Читать книгу Dreizehn. Das Spiegelbild. Band 3: Roman (13. Dark Fantasy, Steampunk) - Carl Wilckens - Страница 16
ОглавлениеRoberto
Am Morgen nach dem Massenausbruch aus Sankt Laplace war die Sonne noch nicht aufgegangen, doch der Besitzer der Taverne Zum Sturmveteran hatte die Unterkunft bereits geöffnet. Nachdem Damon und die Gardisten sich im Whitehall Nord einquartiert hatten, glaubte Roberto seinen Spiegel in dieser schlichten Bleibe sicherer als im Whitehall Süd. Der Albenspiegel, den ihm sein Mentor mit auf die Reise gegeben hatte, war so wertvoll, dass man damit vielleicht die dustrische Flotte hätte kaufen können. Die wenigsten wussten um die Existenz dieser Relikte. Auf den ersten Blick wirkten sie wie gewöhnliche Spiegel. Wenn man hinter den Rahmen sah, war da eine Reihe altizzianischer Buchstaben. Sinngemäß stand dort: Sie kommen, um zu sehen und um gesehen zu werden. Es war eine große Ehre, dass man Roberto diesen Spiegel mitgegeben hatte. Die Familie hatte viel Vertrauen in ihn. Aber inzwischen fragten sich wohl alle, wann ihr Günstling seine Mission endlich beenden würde.
Roberto schleppte sich die Stufen hinauf in den ersten Stock und betrat sein Zimmer. Dunkle Schatten lagen unter seinen Augen. Obwohl er nur wenige Stunden fort gewesen war, roch es nach abgestandener Luft. Er warf einen sehnsüchtigen Blick zum Bett. Er hätte nichts lieber getan, als sich auf die Matratze fallen zu lassen, die Augen zu schließen und alles zu vergessen.
Aber zunächst musste er Bericht erstatten.
Er ging zum Fenster, öffnete es und angenehm kühle Luft zog herein.

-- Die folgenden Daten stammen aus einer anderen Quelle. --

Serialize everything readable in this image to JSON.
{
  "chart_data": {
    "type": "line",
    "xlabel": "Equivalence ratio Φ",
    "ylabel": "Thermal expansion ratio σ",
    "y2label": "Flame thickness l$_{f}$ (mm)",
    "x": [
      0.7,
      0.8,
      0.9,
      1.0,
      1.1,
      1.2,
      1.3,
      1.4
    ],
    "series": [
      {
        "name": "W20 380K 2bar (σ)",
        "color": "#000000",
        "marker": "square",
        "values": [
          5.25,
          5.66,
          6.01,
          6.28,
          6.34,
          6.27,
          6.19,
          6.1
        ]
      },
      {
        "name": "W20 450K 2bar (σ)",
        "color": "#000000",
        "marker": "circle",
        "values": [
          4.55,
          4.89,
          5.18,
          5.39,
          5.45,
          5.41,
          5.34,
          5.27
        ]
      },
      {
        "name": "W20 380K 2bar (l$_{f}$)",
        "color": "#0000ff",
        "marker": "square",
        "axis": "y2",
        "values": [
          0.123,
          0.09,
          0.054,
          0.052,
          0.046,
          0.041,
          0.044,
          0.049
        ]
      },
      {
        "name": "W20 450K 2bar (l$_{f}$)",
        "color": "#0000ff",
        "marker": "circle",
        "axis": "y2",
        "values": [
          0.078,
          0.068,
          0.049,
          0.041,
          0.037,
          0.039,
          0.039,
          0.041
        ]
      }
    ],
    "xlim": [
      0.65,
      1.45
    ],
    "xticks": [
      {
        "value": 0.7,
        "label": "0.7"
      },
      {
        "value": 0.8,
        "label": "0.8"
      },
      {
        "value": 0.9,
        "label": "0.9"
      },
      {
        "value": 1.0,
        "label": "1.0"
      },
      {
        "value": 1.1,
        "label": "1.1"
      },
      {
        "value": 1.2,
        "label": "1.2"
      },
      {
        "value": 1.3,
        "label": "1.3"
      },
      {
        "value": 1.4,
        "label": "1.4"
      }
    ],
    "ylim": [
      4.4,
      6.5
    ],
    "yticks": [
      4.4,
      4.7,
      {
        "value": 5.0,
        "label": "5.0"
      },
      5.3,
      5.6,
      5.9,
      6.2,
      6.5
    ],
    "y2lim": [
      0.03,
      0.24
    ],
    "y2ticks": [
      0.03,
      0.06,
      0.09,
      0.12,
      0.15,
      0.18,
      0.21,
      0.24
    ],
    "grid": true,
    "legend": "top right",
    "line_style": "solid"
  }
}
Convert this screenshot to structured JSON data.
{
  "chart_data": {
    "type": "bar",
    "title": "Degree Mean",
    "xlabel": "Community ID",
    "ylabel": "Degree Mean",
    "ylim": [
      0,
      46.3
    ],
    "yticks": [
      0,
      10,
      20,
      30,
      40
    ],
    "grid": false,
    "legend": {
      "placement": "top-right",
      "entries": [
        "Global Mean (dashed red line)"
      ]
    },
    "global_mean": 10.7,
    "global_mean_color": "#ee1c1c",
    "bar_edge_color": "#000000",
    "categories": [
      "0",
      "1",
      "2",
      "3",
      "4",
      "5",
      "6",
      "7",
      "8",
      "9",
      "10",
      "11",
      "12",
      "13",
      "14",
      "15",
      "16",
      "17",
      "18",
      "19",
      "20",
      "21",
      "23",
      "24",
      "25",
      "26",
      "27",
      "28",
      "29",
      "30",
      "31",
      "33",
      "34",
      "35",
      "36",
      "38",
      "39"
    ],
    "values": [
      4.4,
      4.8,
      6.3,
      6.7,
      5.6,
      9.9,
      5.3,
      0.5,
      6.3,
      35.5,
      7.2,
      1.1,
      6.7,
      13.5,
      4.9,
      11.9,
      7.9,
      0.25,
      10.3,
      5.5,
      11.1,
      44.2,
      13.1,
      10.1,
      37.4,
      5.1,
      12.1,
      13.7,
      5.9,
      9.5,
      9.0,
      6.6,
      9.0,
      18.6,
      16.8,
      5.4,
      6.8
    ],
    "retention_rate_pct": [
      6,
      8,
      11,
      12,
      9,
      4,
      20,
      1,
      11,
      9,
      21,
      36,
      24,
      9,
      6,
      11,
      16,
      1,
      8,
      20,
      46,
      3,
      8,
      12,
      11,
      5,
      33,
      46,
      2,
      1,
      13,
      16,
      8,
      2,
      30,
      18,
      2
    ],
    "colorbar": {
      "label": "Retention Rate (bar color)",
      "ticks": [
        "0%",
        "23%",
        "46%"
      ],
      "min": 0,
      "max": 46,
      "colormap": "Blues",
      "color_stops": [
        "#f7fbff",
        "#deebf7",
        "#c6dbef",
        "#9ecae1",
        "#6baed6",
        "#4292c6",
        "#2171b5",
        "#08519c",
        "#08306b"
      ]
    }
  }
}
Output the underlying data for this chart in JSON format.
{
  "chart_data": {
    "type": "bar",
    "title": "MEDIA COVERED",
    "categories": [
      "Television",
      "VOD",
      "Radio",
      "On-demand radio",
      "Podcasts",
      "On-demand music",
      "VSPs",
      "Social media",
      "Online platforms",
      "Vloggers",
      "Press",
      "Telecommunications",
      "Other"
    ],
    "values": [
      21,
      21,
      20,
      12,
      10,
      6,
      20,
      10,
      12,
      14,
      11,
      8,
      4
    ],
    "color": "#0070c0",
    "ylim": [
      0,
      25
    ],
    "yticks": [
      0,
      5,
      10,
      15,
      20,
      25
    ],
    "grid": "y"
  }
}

Die Vögel beschworen bereits zwitschernd den Tag herauf. Anschließend trat er vor den Spiegel, der offen an der Wand hing, und legte seine Handfläche auf das kühle Glas. Dieser Spiegel war anders als der, durch den sie nach Sankt Laplace gelangt waren. Etwas Vergleichbares hatte Roberto noch nie zuvor gesehen. Er war mit Dingen vertraut, für die selbst die klügsten Köpfe an der Treedsgow University wohl keine Erklärung finden konnten. Aber ein Spiegel, durch den man in eine Parallelwelt gelangte? Er musste Signore Giosue Fonti, seinem Großonkel zweiten Grades, davon berichten.
Das Abbild eines alten Mannes erschien. Er hatte ein faltiges Gesicht, einen gestutzten grauen Bart und buschige Brauen. Obwohl die Uhr in seinem Heimatland der hiesigen eine Stunde vorausging, trug sein Mentor bereits jetzt die Amtstracht seines Postens als oberster Richter der Provinz Tanto.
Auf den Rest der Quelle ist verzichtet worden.